Due to internal conflicts in England, in 1102 Pembroke Castle was occupied by king Henry I, who founded the town at its foot. The castle remained a royal property until 1138, when king Stephen created the earldom and gave it to his follower, Gilbert de Clare. His son and successor, in 1169, used Pembroke as a base to start an invasion of Ireland. This unauthorized action provoked the anger of Henry II, who personally intervened in Ireland and confiscated Pembroke, which was briefly given to the prince (later king) John. In August 1189, king Richard arranged the marriage of Isabel, granddaughter of de Clare, with William Marshal, who received both the castle and the Earldom of Pembroke. He started the construction of a stone castle, erecting a powerful keep. After William Marshall, the castle inherited each of his five sons, of whom the third, Gilbert Marshal, was responsible for enlarging and strengthening the castle between 1234 and 1241. In the end, all the sons of Marshall died childless, and in 1247 the castle was inherited by William de Valence, the half brother of Henry III, who became Earl of Pembroke through marriage to Joan, granddaughter of William Marshall. The Valence family owned Pembroke for the next seventy years.

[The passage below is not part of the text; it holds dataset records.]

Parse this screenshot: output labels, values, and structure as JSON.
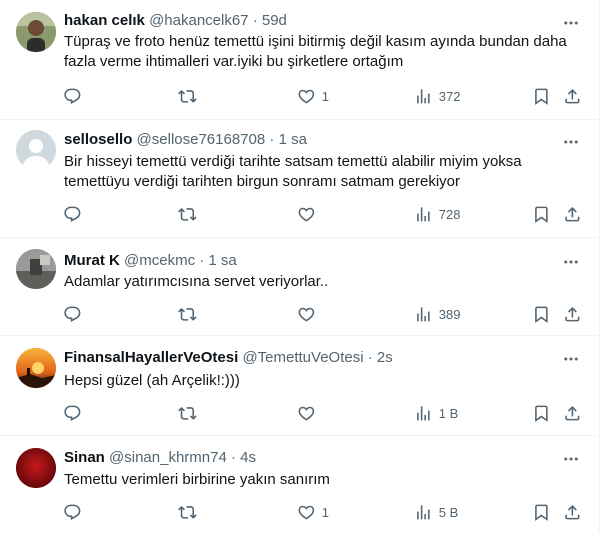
{
  "tweets": [
    {
      "name": "hakan celık",
      "handle": "@hakancelk67",
      "sep": "·",
      "time": "59d",
      "text": "Tüpraş ve froto henüz temettü işini bitirmiş değil kasım ayında bundan daha fazla verme ihtimalleri var.iyiki bu şirketlere ortağım",
      "likes": "1",
      "views": "372"
    },
    {
      "name": "sellosello",
      "handle": "@sellose76168708",
      "sep": "·",
      "time": "1 sa",
      "text": "Bir hisseyi temettü verdiği tarihte satsam temettü alabilir miyim yoksa temettüyu verdiği tarihten birgun sonramı satmam gerekiyor",
      "likes": "",
      "views": "728"
    },
    {
      "name": "Murat K",
      "handle": "@mcekmc",
      "sep": "·",
      "time": "1 sa",
      "text": "Adamlar yatırımcısına servet veriyorlar..",
      "likes": "",
      "views": "389"
    },
    {
      "name": "FinansalHayallerVeOtesi",
      "handle": "@TemettuVeOtesi",
      "sep": "·",
      "time": "2s",
      "text": "Hepsi güzel (ah Arçelik!:)))",
      "likes": "",
      "views": "1 B"
    },
    {
      "name": "Sinan",
      "handle": "@sinan_khrmn74",
      "sep": "·",
      "time": "4s",
      "text": "Temettu verimleri birbirine yakın sanırım",
      "likes": "1",
      "views": "5 B"
    }
  ],
  "icons": {
    "more": "more-icon",
    "reply": "reply-icon",
    "retweet": "retweet-icon",
    "like": "heart-icon",
    "views": "views-icon",
    "bookmark": "bookmark-icon",
    "share": "share-icon"
  },
  "colors": {
    "text": "#0f1419",
    "muted": "#536471",
    "divider": "#eff3f4"
  }
}
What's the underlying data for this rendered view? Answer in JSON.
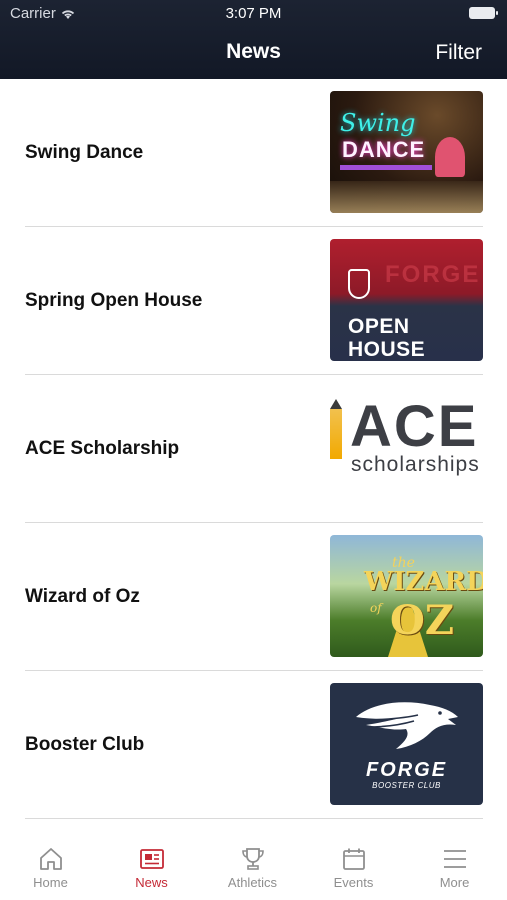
{
  "status_bar": {
    "carrier": "Carrier",
    "time": "3:07 PM"
  },
  "header": {
    "title": "News",
    "filter_label": "Filter"
  },
  "news": [
    {
      "title": "Swing Dance",
      "thumb": {
        "line1": "Swing",
        "line2": "DANCE"
      }
    },
    {
      "title": "Spring Open House",
      "thumb": {
        "bg": "FORGE",
        "line1": "OPEN",
        "line2": "HOUSE"
      }
    },
    {
      "title": "ACE Scholarship",
      "thumb": {
        "line1": "ACE",
        "line2": "scholarships"
      }
    },
    {
      "title": "Wizard of Oz",
      "thumb": {
        "the": "the",
        "line1": "WIZARD",
        "of": "of",
        "line2": "OZ"
      }
    },
    {
      "title": "Booster Club",
      "thumb": {
        "line1": "FORGE",
        "line2": "BOOSTER CLUB"
      }
    }
  ],
  "tabs": [
    {
      "label": "Home",
      "icon": "home-icon"
    },
    {
      "label": "News",
      "icon": "newspaper-icon",
      "active": true
    },
    {
      "label": "Athletics",
      "icon": "trophy-icon"
    },
    {
      "label": "Events",
      "icon": "calendar-icon"
    },
    {
      "label": "More",
      "icon": "menu-icon"
    }
  ],
  "colors": {
    "header_bg": "#1c2332",
    "accent": "#c42a36",
    "tab_inactive": "#8f8f8f"
  }
}
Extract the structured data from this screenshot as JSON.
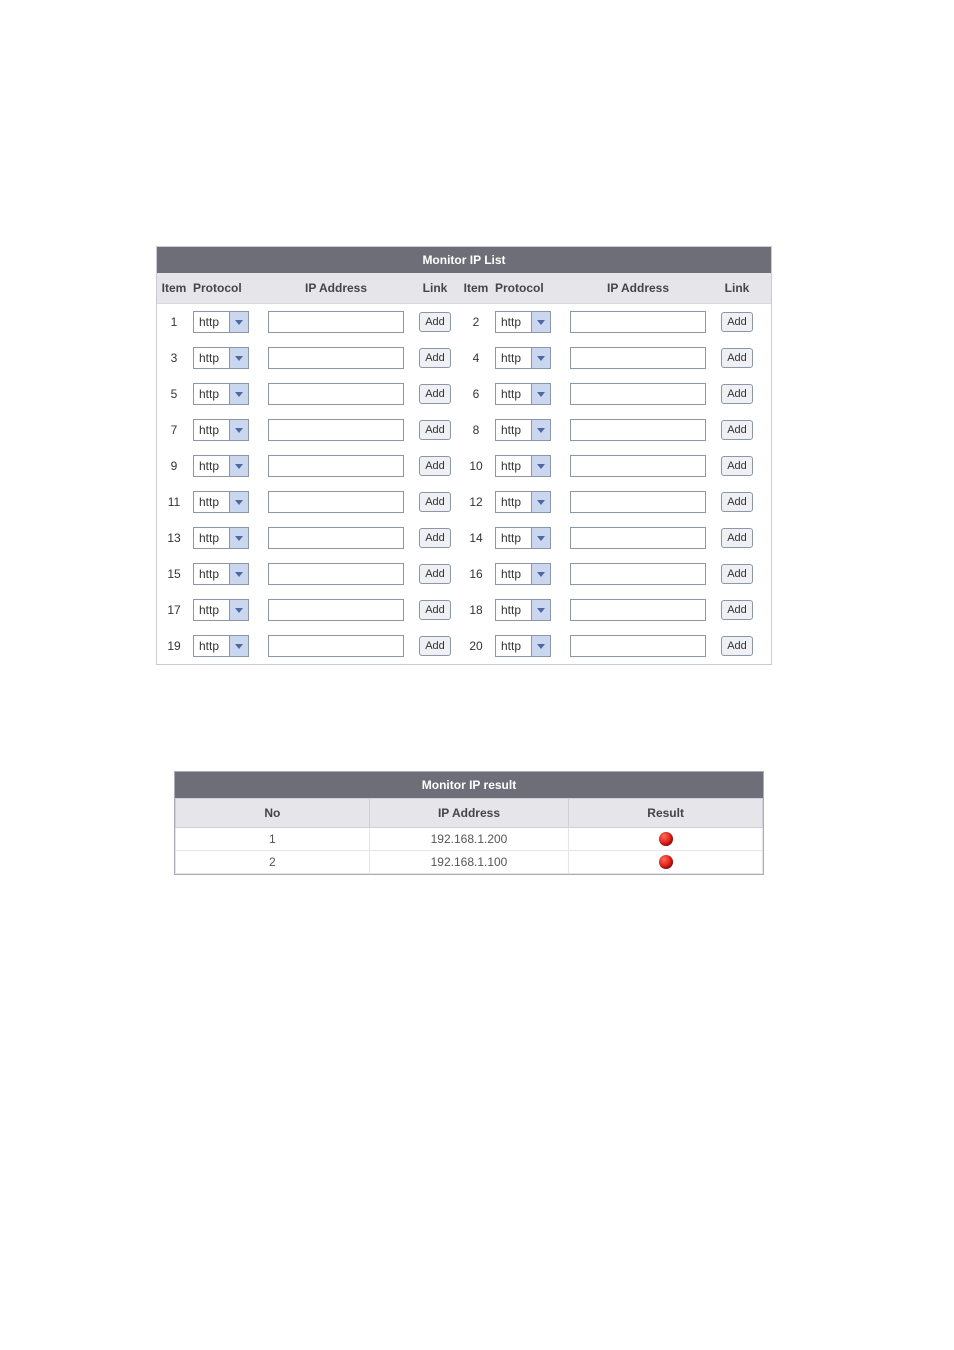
{
  "list": {
    "title": "Monitor IP List",
    "headers": {
      "item": "Item",
      "protocol": "Protocol",
      "ip": "IP Address",
      "link": "Link"
    },
    "add_label": "Add",
    "rows": [
      {
        "item": 1,
        "protocol": "http",
        "ip": ""
      },
      {
        "item": 2,
        "protocol": "http",
        "ip": ""
      },
      {
        "item": 3,
        "protocol": "http",
        "ip": ""
      },
      {
        "item": 4,
        "protocol": "http",
        "ip": ""
      },
      {
        "item": 5,
        "protocol": "http",
        "ip": ""
      },
      {
        "item": 6,
        "protocol": "http",
        "ip": ""
      },
      {
        "item": 7,
        "protocol": "http",
        "ip": ""
      },
      {
        "item": 8,
        "protocol": "http",
        "ip": ""
      },
      {
        "item": 9,
        "protocol": "http",
        "ip": ""
      },
      {
        "item": 10,
        "protocol": "http",
        "ip": ""
      },
      {
        "item": 11,
        "protocol": "http",
        "ip": ""
      },
      {
        "item": 12,
        "protocol": "http",
        "ip": ""
      },
      {
        "item": 13,
        "protocol": "http",
        "ip": ""
      },
      {
        "item": 14,
        "protocol": "http",
        "ip": ""
      },
      {
        "item": 15,
        "protocol": "http",
        "ip": ""
      },
      {
        "item": 16,
        "protocol": "http",
        "ip": ""
      },
      {
        "item": 17,
        "protocol": "http",
        "ip": ""
      },
      {
        "item": 18,
        "protocol": "http",
        "ip": ""
      },
      {
        "item": 19,
        "protocol": "http",
        "ip": ""
      },
      {
        "item": 20,
        "protocol": "http",
        "ip": ""
      }
    ]
  },
  "result": {
    "title": "Monitor IP result",
    "headers": {
      "no": "No",
      "ip": "IP Address",
      "result": "Result"
    },
    "rows": [
      {
        "no": 1,
        "ip": "192.168.1.200",
        "status": "red"
      },
      {
        "no": 2,
        "ip": "192.168.1.100",
        "status": "red"
      }
    ]
  },
  "colors": {
    "header_bg": "#6e6e78",
    "subheader_bg": "#e5e5ea",
    "status_red": "#de1a13"
  }
}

   During the two wars of Welsh independence in the second half of the thirteenth century, the castle became the base of de Valence to fight the Welsh princes. However, when at the end of the century Wales was already pacified, the military significance of the castle clearly decreased. After the death of the son of William de Valence, Aymer de Valence, the second Earl of Pembroke, the castle went through marriage to the Hastings family, which owned it until 1389, until the childless death of John Hastings. Pembroke passed into royal hands again, this time to Richard II.
  
At the beginning of the 15th century, Owain Glyndŵr began the great uprising of the Welsh. Pembroke avoid the invasion because the then castle’s constable, Francis а Court, paid Glyndŵr a tribute in gold, and the rebellion was suppressed after a few years. In 1452, the castle and earldom were given to Jasper Tudor, the half-brother of king Henry VI. Tudor brought his widowed sister-in-law, Margaret Beaufort, to Pembroke, who in 1457 gave birth to her only child, who would eventually become the king of England, Henry VII.
  
The rest of the fifteenth century and the sixteenth century passed for Pembroke in peace. It was probably influenced by the reign of the new Tudor dynasty, which as Welsh in origin, affected the ease of hostility of the two nations. The change was brought by the English Civil War in the 17th century. Although most of South Wales was on the king’s side, Pembroke opted for Parliament. It was besieged by royalist troops, but was saved by the relief from nearby Milford Haven. The parliamentary forces then seized the royalist castles of Tenby, Haverfordwest and Carew. In 1648, when the war was over, the leaders of Pembroke changed sides and unwisely raised the royalist uprising. In reaction, Oliver Cromwell captured the castle after the seven-week siege. Its three leaders were found guilty of treason, and Cromwell ordered the destruction of the castle. It was abandoned and allowed to fall into ruin. It was not until 1880 that the first three-year renovation project was undertaken, and then in 1928 General Ivor Philipps acquired the castle and began its general renovation.

Architecture

   The first fortifications were erected on a rocky promontory at the mouth of the Cleddau River to the Mill Lake. These were timber and earth fortifications consisting of a palisade and an earth ramparts, cutting through the semi-circle of the edge of the hill.
  
At the beginning of the thirteenth century, under the rule of William Marshall, began to erect on a larger scale stone elements of the castle. Above all, a huge, cylindrical keep was built, one of the oldest and the most magnificent in Britain. The inspiration for it was probably similar buildings in France, which William could encounter during the fighting on the continent. It was placed on the highest point of the hill, from which, having almost 23 meters in height, it dominated the entire surroundings. Its diameter was 15 meters and the thickness of the walls at the base of 6 meters. Originally, it had five floors and an entrance on timber stairs at the height of the first floor. Communication with ground level and higher floors was provided by a spiral staircase placed in the wall thickness. The first three floors were warmed by fireplaces, the second and third were illuminated by early gothic biforas. From the second level, you could get through a small bridge to the adjacent porch of the defensive wall. It was a timber connection that could be removed at any time to prevent enemies from getting a keep. The last floor of the tower was crowned with a unique dome with an observation turret mounted on it and two circuits with a battlements. The holes visible in the wall indicate that the top of the keep also had hoardings.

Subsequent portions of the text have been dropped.